- European Xbox cover art
- Developer: Starbreeze Studios
- Publishers: XboxEU: Swing! Entertainment; NA: Conspiracy Games; WindowsEU: Atari Europe S.A.S.U.; NA: Black Label Games; Wii, Mac, Linux TopWare Interactive
- Producer: Nick Kyriakidis
- Designers: Magnus Högdahl Jens Andersson Mikael Wahlberg
- Programmers: Magnus Högdahl Erik Olofsson
- Platforms: Xbox Microsoft Windows Wii OS X Linux Nintendo Switch PlayStation 4 Xbox One
- Release: Xbox PAL: July 19, 2002; NA: July 29, 2002; Windows NA: March 11, 2003; PAL: September 12, 2003; WiiPAL: May 22, 2012; MacWW: November 15, 2013; LinuxWW: November 10, 2016; Switch, PS4, Xbox One WW: June 29, 2023;
- Genre: Action-adventure
- Mode: Single-player

= Enclave (video game) =

2002 video game

Enclave is an action-adventure game developed by Starbreeze Studios and released for the Xbox in July 2002. Set in a medieval fantasy realm, players can choose to take on the role of either a "Warrior of Light" or a "Minion of Darkness", complete with separate and unique missions reflecting the nature of that decision.

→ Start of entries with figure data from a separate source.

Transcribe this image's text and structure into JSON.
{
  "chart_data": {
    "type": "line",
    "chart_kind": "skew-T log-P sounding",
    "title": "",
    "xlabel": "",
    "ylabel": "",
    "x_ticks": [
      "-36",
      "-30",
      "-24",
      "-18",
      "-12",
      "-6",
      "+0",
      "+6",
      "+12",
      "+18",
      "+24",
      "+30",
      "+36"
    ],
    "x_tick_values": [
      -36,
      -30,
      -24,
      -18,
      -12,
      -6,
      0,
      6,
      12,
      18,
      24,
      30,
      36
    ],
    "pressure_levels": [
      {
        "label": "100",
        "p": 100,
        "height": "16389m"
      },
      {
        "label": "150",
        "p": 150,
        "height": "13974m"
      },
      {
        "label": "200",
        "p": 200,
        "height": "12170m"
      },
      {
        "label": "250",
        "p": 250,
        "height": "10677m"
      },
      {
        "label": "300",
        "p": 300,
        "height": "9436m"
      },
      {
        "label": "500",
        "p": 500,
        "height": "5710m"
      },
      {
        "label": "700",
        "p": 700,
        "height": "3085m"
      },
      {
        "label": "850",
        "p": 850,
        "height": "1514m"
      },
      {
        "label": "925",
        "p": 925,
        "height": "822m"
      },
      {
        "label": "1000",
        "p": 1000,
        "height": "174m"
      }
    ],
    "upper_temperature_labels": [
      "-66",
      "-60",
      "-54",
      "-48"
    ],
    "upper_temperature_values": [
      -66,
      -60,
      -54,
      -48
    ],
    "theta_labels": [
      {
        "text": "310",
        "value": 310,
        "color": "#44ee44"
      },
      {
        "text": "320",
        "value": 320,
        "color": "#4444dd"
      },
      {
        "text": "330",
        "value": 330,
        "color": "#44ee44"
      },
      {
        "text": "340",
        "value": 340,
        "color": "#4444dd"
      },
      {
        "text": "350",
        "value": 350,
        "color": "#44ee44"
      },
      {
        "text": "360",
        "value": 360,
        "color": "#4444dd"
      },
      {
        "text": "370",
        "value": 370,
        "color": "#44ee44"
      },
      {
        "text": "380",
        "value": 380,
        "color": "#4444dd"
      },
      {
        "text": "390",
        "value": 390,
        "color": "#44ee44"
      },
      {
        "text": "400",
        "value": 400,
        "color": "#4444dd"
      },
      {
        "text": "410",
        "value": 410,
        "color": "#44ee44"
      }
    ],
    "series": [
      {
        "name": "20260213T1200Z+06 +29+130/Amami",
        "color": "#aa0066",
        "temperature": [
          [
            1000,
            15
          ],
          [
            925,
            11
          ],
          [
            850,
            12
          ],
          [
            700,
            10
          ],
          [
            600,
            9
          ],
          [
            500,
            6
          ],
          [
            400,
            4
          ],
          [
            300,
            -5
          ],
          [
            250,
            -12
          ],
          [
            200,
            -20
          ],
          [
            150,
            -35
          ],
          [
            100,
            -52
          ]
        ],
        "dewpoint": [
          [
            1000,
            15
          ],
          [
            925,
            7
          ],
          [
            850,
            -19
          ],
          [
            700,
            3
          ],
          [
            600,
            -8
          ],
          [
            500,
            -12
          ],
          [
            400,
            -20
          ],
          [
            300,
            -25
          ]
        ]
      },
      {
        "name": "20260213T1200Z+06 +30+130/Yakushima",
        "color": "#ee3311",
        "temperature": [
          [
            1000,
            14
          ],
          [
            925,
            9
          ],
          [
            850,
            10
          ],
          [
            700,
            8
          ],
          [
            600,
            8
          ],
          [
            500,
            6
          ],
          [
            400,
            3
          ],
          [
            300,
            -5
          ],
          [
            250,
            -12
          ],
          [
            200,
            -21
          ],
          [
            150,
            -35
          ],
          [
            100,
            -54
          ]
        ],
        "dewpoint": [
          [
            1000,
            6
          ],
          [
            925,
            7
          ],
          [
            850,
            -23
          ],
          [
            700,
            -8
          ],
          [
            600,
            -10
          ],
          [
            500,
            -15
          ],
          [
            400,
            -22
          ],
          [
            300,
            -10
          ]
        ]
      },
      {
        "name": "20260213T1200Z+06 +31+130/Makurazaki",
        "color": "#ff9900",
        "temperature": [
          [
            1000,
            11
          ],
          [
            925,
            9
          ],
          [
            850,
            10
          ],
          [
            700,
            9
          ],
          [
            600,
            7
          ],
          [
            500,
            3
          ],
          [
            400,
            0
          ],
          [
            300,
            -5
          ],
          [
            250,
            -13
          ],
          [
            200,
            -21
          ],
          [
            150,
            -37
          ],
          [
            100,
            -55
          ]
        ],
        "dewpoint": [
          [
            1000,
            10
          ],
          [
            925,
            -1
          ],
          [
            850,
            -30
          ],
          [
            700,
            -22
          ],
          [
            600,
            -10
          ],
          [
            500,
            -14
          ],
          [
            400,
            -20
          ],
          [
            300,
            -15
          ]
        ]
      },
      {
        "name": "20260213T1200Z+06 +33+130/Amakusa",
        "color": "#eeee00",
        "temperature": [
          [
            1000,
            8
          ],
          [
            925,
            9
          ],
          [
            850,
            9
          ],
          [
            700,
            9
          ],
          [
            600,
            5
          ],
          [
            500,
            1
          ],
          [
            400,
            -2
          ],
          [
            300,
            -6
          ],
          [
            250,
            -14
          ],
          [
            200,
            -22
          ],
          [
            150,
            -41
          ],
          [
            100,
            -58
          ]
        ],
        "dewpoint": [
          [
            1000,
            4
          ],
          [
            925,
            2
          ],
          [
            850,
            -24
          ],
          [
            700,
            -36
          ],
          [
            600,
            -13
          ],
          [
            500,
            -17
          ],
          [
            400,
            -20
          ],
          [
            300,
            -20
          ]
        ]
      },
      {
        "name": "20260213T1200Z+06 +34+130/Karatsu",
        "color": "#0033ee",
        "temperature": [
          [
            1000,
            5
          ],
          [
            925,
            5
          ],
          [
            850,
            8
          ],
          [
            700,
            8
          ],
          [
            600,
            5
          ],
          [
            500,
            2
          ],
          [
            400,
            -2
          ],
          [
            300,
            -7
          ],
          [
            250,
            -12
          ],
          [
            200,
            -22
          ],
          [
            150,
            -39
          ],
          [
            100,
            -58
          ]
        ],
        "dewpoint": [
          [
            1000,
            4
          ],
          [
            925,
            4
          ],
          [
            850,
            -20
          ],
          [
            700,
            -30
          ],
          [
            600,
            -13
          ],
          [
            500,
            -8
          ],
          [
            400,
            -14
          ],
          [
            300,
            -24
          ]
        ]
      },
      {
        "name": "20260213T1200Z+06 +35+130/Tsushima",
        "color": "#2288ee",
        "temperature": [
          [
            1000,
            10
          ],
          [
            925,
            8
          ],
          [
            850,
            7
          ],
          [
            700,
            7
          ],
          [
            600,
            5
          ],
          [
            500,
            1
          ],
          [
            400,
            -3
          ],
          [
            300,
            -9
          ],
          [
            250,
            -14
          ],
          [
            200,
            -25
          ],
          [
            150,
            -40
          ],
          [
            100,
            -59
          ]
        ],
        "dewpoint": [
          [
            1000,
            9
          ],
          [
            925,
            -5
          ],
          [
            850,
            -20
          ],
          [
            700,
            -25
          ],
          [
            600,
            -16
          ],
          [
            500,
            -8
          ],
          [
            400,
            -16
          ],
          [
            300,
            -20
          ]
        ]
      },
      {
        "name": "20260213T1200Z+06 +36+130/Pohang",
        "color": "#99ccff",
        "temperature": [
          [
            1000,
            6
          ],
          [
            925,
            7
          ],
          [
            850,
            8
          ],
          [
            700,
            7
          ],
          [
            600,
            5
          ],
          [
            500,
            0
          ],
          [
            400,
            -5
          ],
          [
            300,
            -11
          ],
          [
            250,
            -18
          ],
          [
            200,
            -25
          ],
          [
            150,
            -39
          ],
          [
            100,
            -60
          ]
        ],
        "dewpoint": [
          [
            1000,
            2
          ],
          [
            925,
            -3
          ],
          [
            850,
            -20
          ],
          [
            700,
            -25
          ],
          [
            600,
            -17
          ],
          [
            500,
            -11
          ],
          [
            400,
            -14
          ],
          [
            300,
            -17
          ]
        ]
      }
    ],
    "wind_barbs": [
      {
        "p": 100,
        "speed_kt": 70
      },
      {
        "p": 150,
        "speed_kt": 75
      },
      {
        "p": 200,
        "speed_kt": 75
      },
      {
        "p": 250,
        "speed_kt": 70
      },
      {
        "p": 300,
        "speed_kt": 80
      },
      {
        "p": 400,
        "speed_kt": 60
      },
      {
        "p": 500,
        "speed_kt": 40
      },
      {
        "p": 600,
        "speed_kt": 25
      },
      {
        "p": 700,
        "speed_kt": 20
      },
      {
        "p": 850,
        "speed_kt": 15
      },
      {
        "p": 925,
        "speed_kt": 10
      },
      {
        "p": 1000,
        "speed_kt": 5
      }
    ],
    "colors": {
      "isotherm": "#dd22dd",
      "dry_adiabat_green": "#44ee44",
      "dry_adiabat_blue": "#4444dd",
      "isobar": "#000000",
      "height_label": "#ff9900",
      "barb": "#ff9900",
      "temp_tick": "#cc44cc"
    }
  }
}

A Microsoft Windows port was released in March 2003. A GameCube version was also in development but was eventually cancelled in early 2003. A Wii port, titled Enclave: Shadows of Twilight, was originally slated for the middle of June 2010, and was released in Europe on May 22, 2012. On October 4, 2013, the game was re-released on Steam and GOG.com and made available on OS X and Linux platforms. A remaster published by Ziggurat Interactive titled Enclave HD was released on Nintendo Switch, PlayStation 4, and Xbox One on June 29, 2023.

== Gameplay ==
Enclave is a third-person action-adventure game mixing puzzles, shooting, sword fights and more in a level-based structure. The player uses medieval and magical weapons to fight enemies. It also includes an optional first-person mode if the player chooses. At the beginning of each mission, the player chooses a character to control. With the character selected, the player selects weapons and gear to equip for the mission. Gold is required to equip all gear. During each mission, the player collects gold and gems to increase the starting gold available at the start of each mission.

== Plot ==

Enclave plays in the world of Celenheim that gets ruled by magic, the people of Light and Darkness were separated by an infinitely deep rift that split the Earth millennia ago as a consequence of war. It forms an enclave of integrity and order, surrounded by the disfigured and barren wastelands of Darkness, the war-ravaged plains known as the Outlands. Over the centuries, however, the deep rift began to close, and skirmishes between the forces of Light and Darkness along the borderlands soon became commonplace. Now, it is only a matter of time before these conflicts erupt into a merciless war.

Celenheim fights for survival. A group of men and women are sent on a perilous journey in the hope of saving the enclave from destruction. Their adventure takes them through hostile territory in search of the people of Meckelon, their ancient ancestors from whom they were separated long ago. Perhaps they will find in them the help they so desperately need.

But Mordessa, the dark and mysterious leader of the Outlands, plans to summon the ancient demon Vatar, who was responsible for the world's division, from the depths of the underworld in order to claim the magical lands of Celenheim. To this end, she sends her servants to obtain an artifact of forbidden knowledge, hidden from humanity until now: the Book of Souls. With the book's contents, she would possess the key to the underworld and to powers beyond the reach of mortals.

== Reception ==
According to GameRankings, the game received the average score of 75.04% for the PC and 70.78% for the Xbox version. According to Metacritic, the PC version received 71% and the Xbox version received 66%.

== Cancelled sequel ==
In March 2003, Starbreeze announced that Enclave II was in development for Xbox, PlayStation 2, GameCube, and Microsoft Windows. It was supposed to feature a new fighting system and full motion capture, with single-player and both cooperative and competitive multiplayer modes planned. The player character was Erlendur, a young Ancestor sorcerer apprentice, and his quest was to reach Enclave before the evil sorceress Callia does. However, the features were axed and the game was canceled when Starbreeze got into legal troubles with Swing! Entertainment. The game was reworked into Knights of the Temple a few months after the announcement.